São considerados crimes contra o patrimônio de consumação instantânea as seguintes condutas, EXCETO
- A)sequestrar pessoa com o fim de obter, para si ou para outrem, qualquer vantagem, como condição ou preço do resgate.
Errada, porque a extorsão mediante sequestro é crime permanente, não instantâneo, já que a privação da liberdade da vítima se prolonga no tempo.
- B)subtrair coisa móvel alheia, para si ou para outrem, mediante grave ameaça ou violência a pessoa, ou depois de havê-la, por qualquer meio, reduzido à impossibilidade de resistência.
Certa, pois o roubo se consuma em momento determinado com a subtração mediante violência ou grave ameaça, sendo crime instantâneo.
- C)subtrair o condômino, co-herdeiro ou sócio, para si ou para outrem, a quem legitimamente a detém, a coisa comum.
Certa, porque o furto de coisa comum do art. 156 do CP é crime consumado em ato único, logo instantâneo.
- D)obter, para si ou para outrem, vantagem ilícita, em prejuízo alheio, induzindo ou mantendo alguém em erro, mediante artifício, ardil, ou qualquer outro meio fraudulento.
Certa, pois o estelionato se consuma quando a vítima é induzida em erro e ocorre a vantagem ilícita, em regra de forma instantânea.
- E)tomar refeição em restaurante, alojar-se em hotel ou utilizar-se de meio de transporte sem dispor de recursos para efetuar o pagamento.

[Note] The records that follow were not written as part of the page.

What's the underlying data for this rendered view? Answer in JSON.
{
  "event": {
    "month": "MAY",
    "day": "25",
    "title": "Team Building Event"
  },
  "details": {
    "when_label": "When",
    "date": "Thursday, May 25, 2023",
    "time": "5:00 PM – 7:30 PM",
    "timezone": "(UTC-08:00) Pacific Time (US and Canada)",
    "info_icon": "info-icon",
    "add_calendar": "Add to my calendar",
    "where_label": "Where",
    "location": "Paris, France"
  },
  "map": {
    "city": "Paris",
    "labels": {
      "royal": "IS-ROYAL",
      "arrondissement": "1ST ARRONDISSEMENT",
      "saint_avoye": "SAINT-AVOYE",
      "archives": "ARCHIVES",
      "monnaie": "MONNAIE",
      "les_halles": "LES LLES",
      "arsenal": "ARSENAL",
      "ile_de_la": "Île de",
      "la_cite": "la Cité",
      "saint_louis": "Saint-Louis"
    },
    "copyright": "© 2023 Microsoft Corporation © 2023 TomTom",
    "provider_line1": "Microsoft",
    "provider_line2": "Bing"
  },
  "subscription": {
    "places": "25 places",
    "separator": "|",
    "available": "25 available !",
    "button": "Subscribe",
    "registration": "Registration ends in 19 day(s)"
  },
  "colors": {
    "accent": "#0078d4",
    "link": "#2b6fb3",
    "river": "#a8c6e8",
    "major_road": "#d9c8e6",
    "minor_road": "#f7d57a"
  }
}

Certa, porque a obtenção de refeição, hospedagem ou transporte sem pagamento, prevista no art. 176 do CP, é crime instantâneo.
Gabarito: A
A questão cobra a diferença entre crimes instantâneos e permanentes. Nos crimes instantâneos, a consumação acontece em um momento determinado e se encerra logo depois, ainda que os efeitos continuem no tempo. Já nos permanentes, a situação ilícita se prolonga por vontade do agente, como se o crime ficasse "em andamento" enquanto ele mantiver a conduta. No Direito Penal, isso é muito importante para identificar, por exemplo, flagrante, prescrição e lei penal no tempo. A banca quer que você reconheça quais figuras do patrimônio têm consumação instantânea. Furto, roubo, estelionato e o delito do art. 176 do CP são crimes que se consumam em um ato ou em um momento específico. A exceção é a alternativa A, porque ali está a extorsão mediante sequestro, prevista no art. 159 do Código Penal. Esse crime é clássico exemplo de crime permanente: ele se consuma e permanece enquanto a vítima estiver privada da liberdade em razão da exigência da vantagem ou do resgate. A jurisprudência do STJ trata esse delito como permanente justamente por essa prolongação da situação ilícita. Resumo de prova: se o tipo penal envolve retenção prolongada da vítima, pense em crime permanente. Se a retirada da coisa, a fraude ou a violência basta para concluir o tipo, em regra você está diante de crime instantâneo.